Aicon is pleased to announce Healing Wounds, the first solo exhibition of Veer Munshi (b. 1955, Srinagar, Kashmir) in New York. Forced to leave Kashmir in 1990 following the rise of Wahhabi radicalism, Munshi settled in Delhi, where he has since established himself as an artist whose political works depict the anguish of displacement from home and separation from one’s culture. The works on display also highlight the artist’s incorporation of traditional Kashmiri crafts like papier-mâché and Kari-e-Kalamkari in contemporary practice.
Healing Wounds builds upon Munshi’s earlier series, Shrapnel, to create what the artist calls an aesthetics of counter-violence. The monochromatic forms in Shrapnel were based upon the fragments of bombs, cars, and buildings following eruptions of extreme violence both in Kashmir and abroad; coiled springs, broken pipes, and jagged metal debris float in all directions around people in various states of distress. For Healing Wounds, Munshi stitches these shrapnel fragments together to create delicate, almost lace-like backdrops for finely detailed polychrome paintings. The jagged edges are softened and yet remain visible—the wounds are healing, not healed.
The hand-painted surfaces of Munshi’s artworks contain a multitude of motifs. There are images of the medieval city of Srinagar, men and women floating in wooden boats, animals running and flying through fields of flowers, a Pandit reading under a tree, Hindu gods, and swirls of paisley. In earlier paintings, Munshi showed overturned houseboats and neglected gardens in harsh and dark colors. In Healing Wounds, Munshi has flipped the boats right-side-up and restored nature. The hollow and anguished faces of earlier figures are now at peace.

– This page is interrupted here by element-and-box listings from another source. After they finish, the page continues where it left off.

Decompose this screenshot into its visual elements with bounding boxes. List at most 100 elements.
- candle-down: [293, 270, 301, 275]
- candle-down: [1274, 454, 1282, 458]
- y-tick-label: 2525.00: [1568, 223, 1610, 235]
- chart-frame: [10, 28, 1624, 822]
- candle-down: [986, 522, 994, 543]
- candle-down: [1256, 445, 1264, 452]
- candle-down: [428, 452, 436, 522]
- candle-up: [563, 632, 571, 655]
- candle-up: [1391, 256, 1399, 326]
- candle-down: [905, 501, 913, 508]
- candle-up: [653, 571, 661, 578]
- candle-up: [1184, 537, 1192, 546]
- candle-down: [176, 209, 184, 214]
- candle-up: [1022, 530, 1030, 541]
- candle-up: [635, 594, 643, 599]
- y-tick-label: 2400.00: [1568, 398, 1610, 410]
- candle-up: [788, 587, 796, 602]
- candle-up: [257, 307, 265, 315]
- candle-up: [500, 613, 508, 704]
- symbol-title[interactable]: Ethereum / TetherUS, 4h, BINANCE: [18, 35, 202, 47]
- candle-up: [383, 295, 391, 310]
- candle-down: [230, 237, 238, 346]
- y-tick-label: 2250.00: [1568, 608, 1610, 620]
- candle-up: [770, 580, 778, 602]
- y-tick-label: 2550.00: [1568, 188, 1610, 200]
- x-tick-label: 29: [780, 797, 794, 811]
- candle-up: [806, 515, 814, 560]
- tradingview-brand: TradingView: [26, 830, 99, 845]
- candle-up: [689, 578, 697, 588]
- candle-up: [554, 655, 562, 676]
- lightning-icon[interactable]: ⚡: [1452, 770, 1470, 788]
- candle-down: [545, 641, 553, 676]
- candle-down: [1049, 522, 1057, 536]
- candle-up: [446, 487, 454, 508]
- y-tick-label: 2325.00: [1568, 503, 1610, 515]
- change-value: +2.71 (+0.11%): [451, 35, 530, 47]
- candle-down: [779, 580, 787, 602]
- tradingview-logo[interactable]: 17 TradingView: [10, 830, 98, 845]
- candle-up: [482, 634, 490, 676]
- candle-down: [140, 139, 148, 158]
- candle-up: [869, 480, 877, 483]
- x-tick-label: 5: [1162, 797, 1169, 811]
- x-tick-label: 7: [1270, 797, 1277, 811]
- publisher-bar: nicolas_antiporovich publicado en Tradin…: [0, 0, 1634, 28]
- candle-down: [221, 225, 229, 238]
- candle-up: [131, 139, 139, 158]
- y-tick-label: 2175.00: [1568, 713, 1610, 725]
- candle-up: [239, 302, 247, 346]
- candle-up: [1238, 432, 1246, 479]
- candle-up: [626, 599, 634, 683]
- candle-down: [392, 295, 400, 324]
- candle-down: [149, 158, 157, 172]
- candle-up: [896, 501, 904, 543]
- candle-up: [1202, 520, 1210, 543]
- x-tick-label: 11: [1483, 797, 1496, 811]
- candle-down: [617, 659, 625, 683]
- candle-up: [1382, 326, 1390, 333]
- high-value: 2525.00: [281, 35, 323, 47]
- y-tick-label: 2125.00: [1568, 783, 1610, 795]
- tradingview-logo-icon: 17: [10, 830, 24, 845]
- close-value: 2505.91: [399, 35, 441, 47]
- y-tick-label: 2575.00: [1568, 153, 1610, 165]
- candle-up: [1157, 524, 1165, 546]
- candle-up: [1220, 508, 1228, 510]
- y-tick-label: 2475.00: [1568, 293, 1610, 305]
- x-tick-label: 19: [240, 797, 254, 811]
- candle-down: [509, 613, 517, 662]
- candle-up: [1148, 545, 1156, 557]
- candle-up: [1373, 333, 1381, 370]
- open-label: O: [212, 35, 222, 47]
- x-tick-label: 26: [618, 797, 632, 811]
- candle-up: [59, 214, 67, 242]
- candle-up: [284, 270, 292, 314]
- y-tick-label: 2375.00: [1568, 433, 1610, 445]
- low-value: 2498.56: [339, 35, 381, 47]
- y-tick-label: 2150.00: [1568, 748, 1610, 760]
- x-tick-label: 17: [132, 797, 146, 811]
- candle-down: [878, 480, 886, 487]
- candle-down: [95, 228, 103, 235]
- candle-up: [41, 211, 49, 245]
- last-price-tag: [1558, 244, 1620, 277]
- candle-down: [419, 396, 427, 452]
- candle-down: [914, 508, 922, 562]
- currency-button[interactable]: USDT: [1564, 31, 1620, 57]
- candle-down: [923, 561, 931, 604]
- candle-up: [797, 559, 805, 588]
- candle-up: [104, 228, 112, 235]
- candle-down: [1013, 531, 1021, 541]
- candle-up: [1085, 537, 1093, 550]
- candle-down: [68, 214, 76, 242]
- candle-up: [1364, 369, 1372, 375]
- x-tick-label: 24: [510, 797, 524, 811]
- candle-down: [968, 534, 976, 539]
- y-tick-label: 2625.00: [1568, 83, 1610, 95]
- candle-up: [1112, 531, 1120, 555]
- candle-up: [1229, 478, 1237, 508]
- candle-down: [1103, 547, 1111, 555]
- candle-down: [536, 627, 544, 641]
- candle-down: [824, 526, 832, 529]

While there is a distinctly Kashmir visual vocabulary and handicraft in Munshi’s work, the artist is concerned with communicating broader issues of migration, partition, and division: “Migration as displacement for political or economic reasons, partition as the division of what had once been the same land, and division for religious, sectarian, or ideological reasons.” By incorporating images from other regions of conflict like Afghanistan and Pakistan, Munshi’s art becomes less about a specific event and more about the broader issues of displacement and exile.
The central work in Healing Wounds is a life-sized shrine lined with small coffins. For Munshi, “Qayaam-gah (Resting Place) is a deeply evocative and layered installation building upon my earlier work from the Kochi Biennale. The intricate latticework on the windows, inspired by the joinery patterns from Sufi shrines, introduces a mystical element that invites both introspection and a tactile curiosity. The idea of peering through the windows to glimpse something enigmatic enhances this sense of the unseen, further deepening the spiritual undertone. The absence of a visible door suggests themes of transcendence or inaccessibility, perhaps hinting at the metaphysical or the boundary between the material and the immaterial. Meanwhile, the inclusion of caskets with skeletons painted in traditional papier-mâché material introduces a dual narrative of fragility and permanence, linking cultural heritage with existential reflection.” Viewers are encouraged to enter the dirt-lined shrine and allow themselves time to reflect upon the human cost of radicalism.
Papier-mâché painted skeletons are also featured in the restaging of Munshi’s 2017 installation, We’re inside the fire, looking for the dark. Named after a line from Agha Shahid Ali’s poem, ‘The Country Without a Post Office,’ Along with Ali, the work celebrates six of Kashmir’s most famous poets: Lal Ded, Ghulam Ahmed Mahjoor, Allama Iqbal, Saadat Hasan Manto, Dinanath Nadim. Each is represented as a skull perched atop a transparent pedestal. Lining the wall are headphones playing the poems transcribed on the accompanying wall panels. The installation asks how the poetic voice reaches beyond everyday language to convey the unfathomable.